World oil markets are tightening as Chinese fuel demand increases and the Organization of the Petroleum Exporting Countries’ (Opec) supplies fall, draining inventories, the West’s energy agency said on Friday, in a trend that could put extra upward pressure on prices.
The International Energy Agency (IEA), which advises the industrialised nations on energy policies, has in the past few months described the oil markets as very well supplied. It said it had now a more “sobering, ‘morning after’ view” although it was too early to become seriously concerned or declare a return to the bull market. It steeply raised 2013 global oil demand forecasts  despite concerns about the health of the world economy. “All of a sudden, the market looks tighter than we thought,” the IEA said, adding that oil stocks in the developed economies of the Organisation for Economic Co-operation and Development (OECD) were falling.

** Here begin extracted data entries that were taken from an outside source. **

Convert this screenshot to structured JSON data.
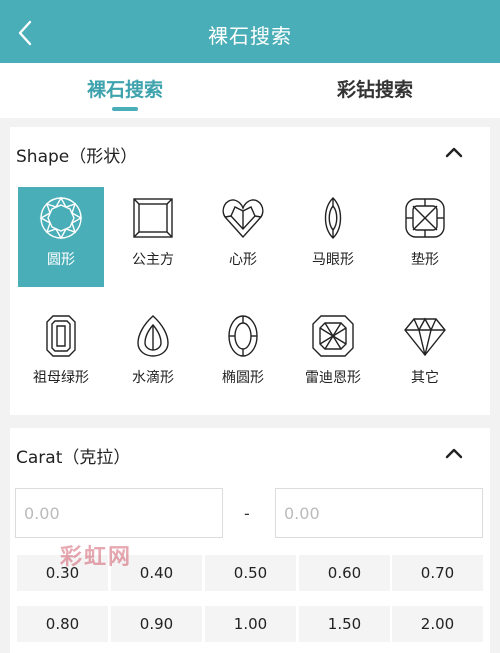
{
  "header": {
    "title": "裸石搜索",
    "back_icon": "chevron-left-icon",
    "background": "#4aaeb8"
  },
  "tabs": [
    {
      "label": "裸石搜索",
      "active": true
    },
    {
      "label": "彩钻搜索",
      "active": false
    }
  ],
  "shape_section": {
    "title": "Shape（形状）",
    "collapse_icon": "chevron-up-icon",
    "items": [
      {
        "label": "圆形",
        "icon": "round-diamond-icon",
        "selected": true
      },
      {
        "label": "公主方",
        "icon": "princess-diamond-icon",
        "selected": false
      },
      {
        "label": "心形",
        "icon": "heart-diamond-icon",
        "selected": false
      },
      {
        "label": "马眼形",
        "icon": "marquise-diamond-icon",
        "selected": false
      },
      {
        "label": "垫形",
        "icon": "cushion-diamond-icon",
        "selected": false
      },
      {
        "label": "祖母绿形",
        "icon": "emerald-diamond-icon",
        "selected": false
      },
      {
        "label": "水滴形",
        "icon": "pear-diamond-icon",
        "selected": false
      },
      {
        "label": "椭圆形",
        "icon": "oval-diamond-icon",
        "selected": false
      },
      {
        "label": "雷迪恩形",
        "icon": "radiant-diamond-icon",
        "selected": false
      },
      {
        "label": "其它",
        "icon": "other-diamond-icon",
        "selected": false
      }
    ]
  },
  "carat_section": {
    "title": "Carat（克拉）",
    "collapse_icon": "chevron-up-icon",
    "min_placeholder": "0.00",
    "max_placeholder": "0.00",
    "separator": "-",
    "presets": [
      "0.30",
      "0.40",
      "0.50",
      "0.60",
      "0.70",
      "0.80",
      "0.90",
      "1.00",
      "1.50",
      "2.00"
    ]
  },
  "watermark": "彩虹网",
  "accent_color": "#4aaeb8"
}
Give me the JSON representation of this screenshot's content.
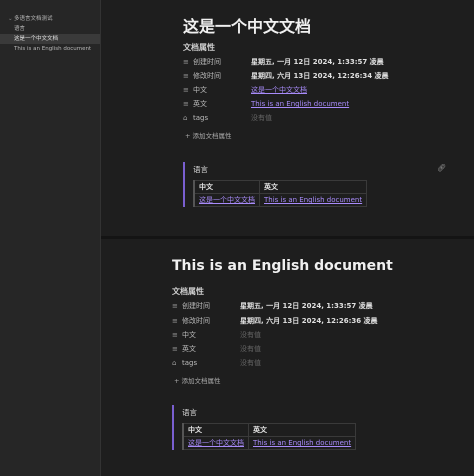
{
  "sidebar": {
    "items": [
      {
        "label": "多语言文档测试"
      },
      {
        "label": "语言"
      },
      {
        "label": "这是一个中文文档"
      },
      {
        "label": "This is an English document"
      }
    ]
  },
  "doc1": {
    "title": "这是一个中文文档",
    "props_heading": "文档属性",
    "props": [
      {
        "key": "创建时间",
        "value": "星期五, 一月 12日 2024, 1:33:57 凌晨"
      },
      {
        "key": "修改时间",
        "value": "星期四, 六月 13日 2024, 12:26:34 凌晨"
      },
      {
        "key": "中文",
        "value": "这是一个中文文档"
      },
      {
        "key": "英文",
        "value": "This is an English document"
      },
      {
        "key": "tags",
        "value": "没有值"
      }
    ],
    "add_prop": "添加文档属性",
    "callout_title": "语言",
    "table": {
      "headers": [
        "中文",
        "英文"
      ],
      "row": [
        "这是一个中文文档",
        "This is an English document"
      ]
    }
  },
  "doc2": {
    "title": "This is an English document",
    "props_heading": "文档属性",
    "props": [
      {
        "key": "创建时间",
        "value": "星期五, 一月 12日 2024, 1:33:57 凌晨"
      },
      {
        "key": "修改时间",
        "value": "星期四, 六月 13日 2024, 12:26:36 凌晨"
      },
      {
        "key": "中文",
        "value": "没有值"
      },
      {
        "key": "英文",
        "value": "没有值"
      },
      {
        "key": "tags",
        "value": "没有值"
      }
    ],
    "add_prop": "添加文档属性",
    "callout_title": "语言",
    "table": {
      "headers": [
        "中文",
        "英文"
      ],
      "row": [
        "这是一个中文文档",
        "This is an English document"
      ]
    }
  },
  "icons": {
    "text_prop": "text-lines-icon",
    "tags_prop": "tag-icon",
    "add": "plus-icon",
    "link": "link-icon",
    "caret": "chevron-down-icon"
  },
  "colors": {
    "background": "#1e1e1e",
    "sidebar": "#262626",
    "accent": "#a88bfa",
    "callout_border": "#7a5fd0"
  }
}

“OECD inventories are getting tighter - a clean break from the protracted and often counter-seasonal builds that had been a hallmark of 2012.” However, the IEA said that both Chinese demand and Saudi supply were too complex for hasty interpretations. “The dip in Saudi supply, for one, seems less driven by price considerations than by the weather,” it said. “A dip in air conditioning demand - as well as reduced demand  from refineries undergoing seasonal maintenance - likely goes a long way towards explaining reduced output. Nothing for the global market to worry about,” the IEA said.
Opec crude supply in December fell to its lowest level in a year at 30.65 million barrels per day (mbpd) on lower output from Saudi Arabia and Iraq. It said Saudi output fell 290,000 bpd in December to 9.36 mbpd. Iranian supply  stood steady in December at 2.7 mbpd versus November although for the year production plunged by 0.65 mbpd to 3 mbpd. The IEA raised its call on Opec crude and stocks for 2013 by 100,000 bpd, to 30 mbpd, still below the current production.
It also said China’s recent economic indicators have signalled the potential for a rebound in oil consumption after a slowdown to spectacular growth in 2012.